Study confirms that trust following a security breach is best retained when organizations are up front
- Published: Thursday, 10 November 2022 09:34
Organizations that suffer security breaches in which customer information is put at risk are far more likely to retain consumer trust if they are swift in communicating the incident and are proactive in setting out a solution, according to new research from Durham University Business School.
The study, co-authored by Dr Spyros Angelopoulos, alongside Robert Davison from City University of Hong Kong as well as Noury Janse, Carol Ou, and Xiaowei Zhang from Tilburg University, sought to better understand the actions that organizations typically take in the event of security breaches, and the subsequent reactions of consumers.
By doing so, the researchers hoped to guide organizations in choosing response strategies that could enable them to maintain consumers’ trust as well as their standing in the market.
To capture authentic consumer appraisals on how security breach incidents have been handled previously, the researchers conducted experiments and developed a conceptual model reflecting the most common forms of security breach within e-commerce, along with the typical response strategies of affected organizations.
Their investigation revealed that the key factors for retaining consumer trust following a security breach are; the perceived risk, the severity of the breach, and the response efficacy of the affected organization.
However, the researchers found that consumers’ reactions varied depending on the type of data that was placed at risk. For example, financial risks and privacy risks were found to be the most influential factors in determining consumers’ intentions to return their custom to an affected organisation following a breach.
The chosen response strategy of the affected organizations, proved to be the most vital element in retaining consumer trust. Whilst it could be presumed that announcing a security breach would alarm consumers, the researchers found that by adopting a more proactive response organizations can decrease consumer worries and positively boost the organization’s reputation.

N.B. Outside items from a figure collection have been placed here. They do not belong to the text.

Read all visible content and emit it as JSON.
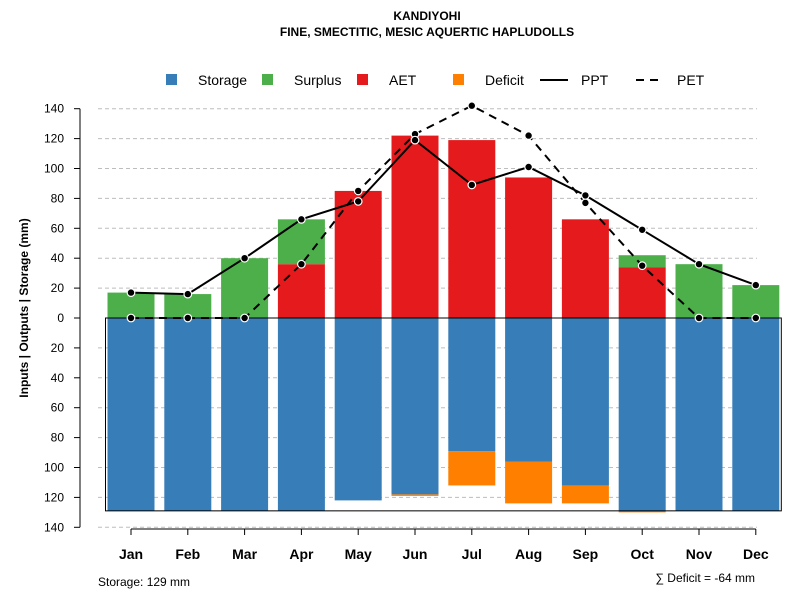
{
  "chart_data": {
    "type": "bar",
    "title": "KANDIYOHI",
    "subtitle": "FINE, SMECTITIC, MESIC AQUERTIC HAPLUDOLLS",
    "ylabel": "Inputs | Outputs | Storage    (mm)",
    "ylim": [
      -140,
      140
    ],
    "yticks": [
      140,
      120,
      100,
      80,
      60,
      40,
      20,
      0,
      20,
      40,
      60,
      80,
      100,
      120,
      140
    ],
    "grid": true,
    "categories": [
      "Jan",
      "Feb",
      "Mar",
      "Apr",
      "May",
      "Jun",
      "Jul",
      "Aug",
      "Sep",
      "Oct",
      "Nov",
      "Dec"
    ],
    "series": [
      {
        "name": "Storage",
        "color": "#377EB8",
        "values": [
          129,
          129,
          129,
          129,
          122,
          118,
          89,
          96,
          112,
          129,
          129,
          129
        ]
      },
      {
        "name": "Surplus",
        "color": "#4DAF4A",
        "values": [
          17,
          16,
          40,
          30,
          0,
          0,
          0,
          0,
          0,
          8,
          36,
          22
        ]
      },
      {
        "name": "AET",
        "color": "#E41A1C",
        "values": [
          0,
          0,
          0,
          36,
          85,
          122,
          119,
          94,
          66,
          34,
          0,
          0
        ]
      },
      {
        "name": "Deficit",
        "color": "#FF7F00",
        "values": [
          0,
          0,
          0,
          0,
          0,
          1,
          23,
          28,
          12,
          1,
          0,
          0
        ]
      },
      {
        "name": "PPT",
        "color": "#000000",
        "style": "solid",
        "values": [
          17,
          16,
          40,
          66,
          78,
          119,
          89,
          101,
          82,
          59,
          36,
          22
        ]
      },
      {
        "name": "PET",
        "color": "#000000",
        "style": "dashed",
        "values": [
          0,
          0,
          0,
          36,
          85,
          123,
          142,
          122,
          77,
          35,
          0,
          0
        ]
      }
    ],
    "legend": {
      "position": "top",
      "items": [
        "Storage",
        "Surplus",
        "AET",
        "Deficit",
        "PPT",
        "PET"
      ]
    },
    "storage_capacity": 129,
    "storage_note": "Storage: 129 mm",
    "deficit_note": "∑ Deficit = -64 mm"
  }
}
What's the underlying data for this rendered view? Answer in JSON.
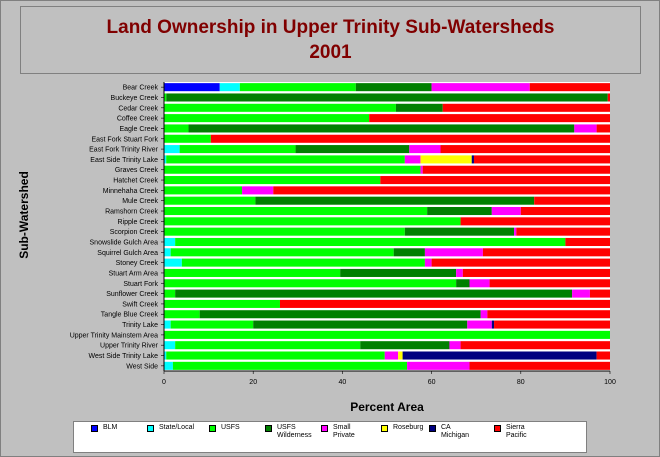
{
  "chart_data": {
    "type": "bar",
    "orientation": "horizontal",
    "stacked": true,
    "title": "Land Ownership in Upper Trinity Sub-Watersheds\n2001",
    "xlabel": "Percent Area",
    "ylabel": "Sub-Watershed",
    "xlim": [
      0,
      100
    ],
    "xticks": [
      "0",
      "20",
      "40",
      "60",
      "80",
      "100"
    ],
    "legend_position": "bottom",
    "grid": false,
    "categories": [
      "Bear Creek",
      "Buckeye Creek",
      "Cedar Creek",
      "Coffee Creek",
      "Eagle Creek",
      "East Fork Stuart Fork",
      "East Fork Trinity River",
      "East Side Trinity Lake",
      "Graves Creek",
      "Hatchet Creek",
      "Minnehaha Creek",
      "Mule Creek",
      "Ramshorn Creek",
      "Ripple Creek",
      "Scorpion Creek",
      "Snowslide Gulch Area",
      "Squirrel Gulch Area",
      "Stoney Creek",
      "Stuart Arm Area",
      "Stuart Fork",
      "Sunflower Creek",
      "Swift Creek",
      "Tangle Blue Creek",
      "Trinity Lake",
      "Upper Trinity Mainstem Area",
      "Upper Trinity River",
      "West Side Trinity Lake",
      "West Side"
    ],
    "series": [
      {
        "name": "BLM",
        "color": "#0000ff",
        "values": [
          12.5,
          0,
          0,
          0,
          0,
          0,
          0,
          0,
          0,
          0,
          0,
          0,
          0,
          0,
          0,
          0,
          0,
          0,
          0,
          0,
          0,
          0,
          0,
          0,
          0,
          0,
          0,
          0
        ]
      },
      {
        "name": "State/Local",
        "color": "#00ffff",
        "values": [
          4.5,
          0,
          0,
          0,
          0,
          0,
          3.5,
          0.5,
          0,
          0,
          0,
          0,
          0,
          0,
          0,
          2.5,
          1.5,
          4,
          0,
          0,
          0,
          0,
          0,
          1.5,
          0,
          2.5,
          0.5,
          2
        ]
      },
      {
        "name": "USFS",
        "color": "#00ff00",
        "values": [
          26,
          0.5,
          52,
          46,
          5.5,
          10.5,
          26,
          53.5,
          57.5,
          48.5,
          17.5,
          20.5,
          59,
          66.5,
          54,
          87.5,
          50,
          54.5,
          39.5,
          65.5,
          2.5,
          26,
          8,
          18.5,
          100,
          41.5,
          49,
          52.5
        ]
      },
      {
        "name": "USFS Wilderness",
        "color": "#008000",
        "values": [
          17,
          99,
          10.5,
          0,
          86.5,
          0,
          25.5,
          0,
          0,
          0,
          0,
          62.5,
          14.5,
          0,
          24.5,
          0,
          7,
          0,
          26,
          3,
          89,
          0,
          63,
          48,
          0,
          20,
          0,
          0
        ]
      },
      {
        "name": "Small Private",
        "color": "#ff00ff",
        "values": [
          22,
          0,
          0,
          0,
          5,
          0,
          7,
          3.5,
          0.5,
          0,
          7,
          0,
          6.5,
          0,
          0.5,
          0,
          13,
          1.5,
          1.5,
          4.5,
          4,
          0,
          1.5,
          5.5,
          0,
          2.5,
          3,
          14
        ]
      },
      {
        "name": "Roseburg",
        "color": "#ffff00",
        "values": [
          0,
          0,
          0,
          0,
          0,
          0,
          0,
          11.5,
          0,
          0,
          0,
          0,
          0,
          0,
          0,
          0,
          0,
          0,
          0,
          0,
          0,
          0,
          0,
          0,
          0,
          0,
          1,
          0
        ]
      },
      {
        "name": "CA Michigan",
        "color": "#000080",
        "values": [
          0,
          0,
          0,
          0,
          0,
          0,
          0,
          0.5,
          0,
          0,
          0,
          0,
          0,
          0,
          0,
          0,
          0,
          0,
          0,
          0,
          0,
          0,
          0,
          0.5,
          0,
          0,
          43.5,
          0
        ]
      },
      {
        "name": "Sierra Pacific",
        "color": "#ff0000",
        "values": [
          18,
          0.5,
          37.5,
          54,
          3,
          89.5,
          38,
          30.5,
          42,
          51.5,
          75.5,
          17,
          20,
          33.5,
          21,
          10,
          28.5,
          40,
          33,
          27,
          4.5,
          74,
          27.5,
          26,
          0,
          33.5,
          3,
          31.5
        ]
      }
    ]
  },
  "legend": [
    {
      "label": "BLM",
      "color": "#0000ff"
    },
    {
      "label": "State/Local",
      "color": "#00ffff"
    },
    {
      "label": "USFS",
      "color": "#00ff00"
    },
    {
      "label": "USFS\nWilderness",
      "color": "#008000"
    },
    {
      "label": "Small Private",
      "color": "#ff00ff"
    },
    {
      "label": "Roseburg",
      "color": "#ffff00"
    },
    {
      "label": "CA Michigan",
      "color": "#000080"
    },
    {
      "label": "Sierra\nPacific",
      "color": "#ff0000"
    }
  ]
}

Far from hiding or down playing such incidents, the research shows that transparency and proactivity are powerful tools for retaining confidence. Other factors which were revealed to build consumers’ reassurance included historical evidence of other similarly well-handled incidents.
The study ‘Security breaches and organisation response strategy: Exploring consumers’ threat and coping appraisals’ has recently been published in the International Journal of Information Management.